Contigo aprendí a perderlo todo para ganar, que sufrir es
necesario si quiero crecer, y que lo contrario de crecer no es estabilidad sino
morir. Incluso al largarte me hiciste acercarme a Dios, ¿y es que si no es a ti
a quien más le entrego tanto amor? Te diste cuenta que yo no era feliz y te
desvaneciste obligándome a estar triste para encontrar la dicha en mi y no en
ti.
Me arrancaste de raíz tantos malos hábitos, aprendí a estar
solo, a ser fuerte y a no llorar si no es necesario, me hiciste ver que la
lluvia y la regadera no son lo mismo, y también que conocer muchas personas no
me hace conocerme a mi, me enseñaste que en tu ausencia distraerme no es
más que postergar lo inevitable, y que el orgullo no puede evitar que escriba
acerca de ti pero si que te hable.
Intentando resumir puedo decir que me enseñaste que soy un
gran cobarde para reconocer que dentro de mí; por ti mi pecho arde, y que mi
boca comprendió que un whisky a las rocas no sabe también como un beso de tu
sobria boca.
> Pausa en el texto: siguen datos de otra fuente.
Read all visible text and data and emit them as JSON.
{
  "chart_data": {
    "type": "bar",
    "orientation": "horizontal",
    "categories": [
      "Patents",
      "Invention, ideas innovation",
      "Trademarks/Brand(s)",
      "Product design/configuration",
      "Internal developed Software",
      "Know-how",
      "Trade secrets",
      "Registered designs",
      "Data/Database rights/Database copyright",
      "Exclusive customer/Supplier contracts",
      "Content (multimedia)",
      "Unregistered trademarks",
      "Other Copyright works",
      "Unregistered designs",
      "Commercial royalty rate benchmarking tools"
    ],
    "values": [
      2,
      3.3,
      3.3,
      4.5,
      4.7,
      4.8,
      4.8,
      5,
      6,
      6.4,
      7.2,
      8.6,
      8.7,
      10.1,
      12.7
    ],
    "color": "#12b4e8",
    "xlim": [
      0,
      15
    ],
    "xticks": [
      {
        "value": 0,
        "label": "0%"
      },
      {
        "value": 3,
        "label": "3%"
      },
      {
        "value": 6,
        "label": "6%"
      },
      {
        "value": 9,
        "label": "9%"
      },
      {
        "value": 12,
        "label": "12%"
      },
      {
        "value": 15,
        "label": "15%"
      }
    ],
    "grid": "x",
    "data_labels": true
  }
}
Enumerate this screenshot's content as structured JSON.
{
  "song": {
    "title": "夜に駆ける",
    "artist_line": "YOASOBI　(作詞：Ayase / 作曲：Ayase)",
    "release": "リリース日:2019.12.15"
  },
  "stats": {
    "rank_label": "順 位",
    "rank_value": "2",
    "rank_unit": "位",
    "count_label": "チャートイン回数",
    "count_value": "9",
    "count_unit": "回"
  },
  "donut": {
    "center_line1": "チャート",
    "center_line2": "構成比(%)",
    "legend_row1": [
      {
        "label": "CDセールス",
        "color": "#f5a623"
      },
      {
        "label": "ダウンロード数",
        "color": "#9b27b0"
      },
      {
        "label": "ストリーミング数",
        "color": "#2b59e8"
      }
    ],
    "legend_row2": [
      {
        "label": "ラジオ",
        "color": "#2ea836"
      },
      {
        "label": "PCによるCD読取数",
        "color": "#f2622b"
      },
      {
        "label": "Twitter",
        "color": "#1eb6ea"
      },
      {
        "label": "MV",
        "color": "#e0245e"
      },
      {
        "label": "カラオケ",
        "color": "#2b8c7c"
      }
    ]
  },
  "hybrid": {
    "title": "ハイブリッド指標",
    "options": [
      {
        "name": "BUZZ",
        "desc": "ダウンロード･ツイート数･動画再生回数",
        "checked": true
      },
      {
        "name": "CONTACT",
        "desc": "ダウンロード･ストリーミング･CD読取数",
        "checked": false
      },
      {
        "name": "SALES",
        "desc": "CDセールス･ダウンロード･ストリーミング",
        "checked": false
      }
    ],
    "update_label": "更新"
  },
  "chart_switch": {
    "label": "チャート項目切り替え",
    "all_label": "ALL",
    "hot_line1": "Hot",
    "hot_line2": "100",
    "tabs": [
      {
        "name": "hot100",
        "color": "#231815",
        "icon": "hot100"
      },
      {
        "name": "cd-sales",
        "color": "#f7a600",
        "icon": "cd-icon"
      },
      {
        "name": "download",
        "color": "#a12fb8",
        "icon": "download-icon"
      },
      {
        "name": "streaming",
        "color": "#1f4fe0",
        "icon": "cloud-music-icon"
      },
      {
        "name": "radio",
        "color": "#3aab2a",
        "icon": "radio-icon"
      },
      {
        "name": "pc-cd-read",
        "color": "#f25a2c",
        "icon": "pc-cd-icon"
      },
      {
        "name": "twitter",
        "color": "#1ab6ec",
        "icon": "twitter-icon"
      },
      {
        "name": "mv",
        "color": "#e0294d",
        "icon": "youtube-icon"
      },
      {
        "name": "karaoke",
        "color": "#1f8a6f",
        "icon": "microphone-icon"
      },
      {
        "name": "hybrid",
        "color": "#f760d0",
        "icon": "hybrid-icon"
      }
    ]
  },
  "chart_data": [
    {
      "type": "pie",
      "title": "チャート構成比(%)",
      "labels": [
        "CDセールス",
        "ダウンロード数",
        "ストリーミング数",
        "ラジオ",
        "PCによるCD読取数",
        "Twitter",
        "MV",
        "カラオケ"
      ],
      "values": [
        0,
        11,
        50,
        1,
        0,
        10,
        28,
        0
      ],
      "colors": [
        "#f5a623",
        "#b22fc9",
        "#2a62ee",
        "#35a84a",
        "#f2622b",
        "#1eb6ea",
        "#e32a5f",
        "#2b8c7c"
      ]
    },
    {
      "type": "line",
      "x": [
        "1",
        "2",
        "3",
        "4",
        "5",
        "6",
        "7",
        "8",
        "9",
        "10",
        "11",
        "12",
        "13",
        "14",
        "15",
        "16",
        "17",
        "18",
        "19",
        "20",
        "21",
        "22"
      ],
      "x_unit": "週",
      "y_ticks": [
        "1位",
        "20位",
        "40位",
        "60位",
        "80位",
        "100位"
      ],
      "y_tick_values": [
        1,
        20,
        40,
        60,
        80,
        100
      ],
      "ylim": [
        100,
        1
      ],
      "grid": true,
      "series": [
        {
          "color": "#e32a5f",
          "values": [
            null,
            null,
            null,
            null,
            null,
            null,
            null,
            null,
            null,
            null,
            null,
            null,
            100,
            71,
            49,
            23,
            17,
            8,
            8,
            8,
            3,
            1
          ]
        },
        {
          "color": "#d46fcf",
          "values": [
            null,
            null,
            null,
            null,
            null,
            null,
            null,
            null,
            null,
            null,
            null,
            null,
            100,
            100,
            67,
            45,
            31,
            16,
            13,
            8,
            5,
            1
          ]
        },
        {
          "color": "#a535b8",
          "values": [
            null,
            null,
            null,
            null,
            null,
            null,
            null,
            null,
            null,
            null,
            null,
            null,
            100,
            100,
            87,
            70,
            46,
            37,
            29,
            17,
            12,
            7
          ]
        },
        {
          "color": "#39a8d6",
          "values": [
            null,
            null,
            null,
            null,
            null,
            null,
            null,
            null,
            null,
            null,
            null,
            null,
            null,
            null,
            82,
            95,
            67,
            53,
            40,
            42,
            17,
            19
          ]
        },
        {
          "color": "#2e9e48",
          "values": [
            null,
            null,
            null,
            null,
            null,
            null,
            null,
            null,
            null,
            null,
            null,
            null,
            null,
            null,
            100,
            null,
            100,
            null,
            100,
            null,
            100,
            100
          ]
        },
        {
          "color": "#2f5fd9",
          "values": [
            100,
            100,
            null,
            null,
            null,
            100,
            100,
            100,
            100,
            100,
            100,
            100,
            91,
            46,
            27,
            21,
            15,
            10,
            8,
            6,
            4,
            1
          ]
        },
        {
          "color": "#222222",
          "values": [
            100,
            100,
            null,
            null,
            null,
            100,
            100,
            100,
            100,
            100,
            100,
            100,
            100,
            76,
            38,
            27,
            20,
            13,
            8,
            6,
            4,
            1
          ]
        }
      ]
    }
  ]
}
En pocas palabras y para concluir con esta tímida carta, te diré
que me enseñaste que cuando creía que sabía lo que era sentir, me hiciste saber
que realmente no había empezado a vivir, vaya que he aprendido contigo en
apenas esta primera clase de esta lección que se llama crecer y que dentro de
mi tristeza se esconden unas masoquistas ganas de graduarme y sacar una
maestría en este futuro incierto que se llama soledad.
Gracias y con mucho cariño, para mi profesora… la que me empezó
a enseñar cuando dejo de asistir a clases por lo mal que le pagué.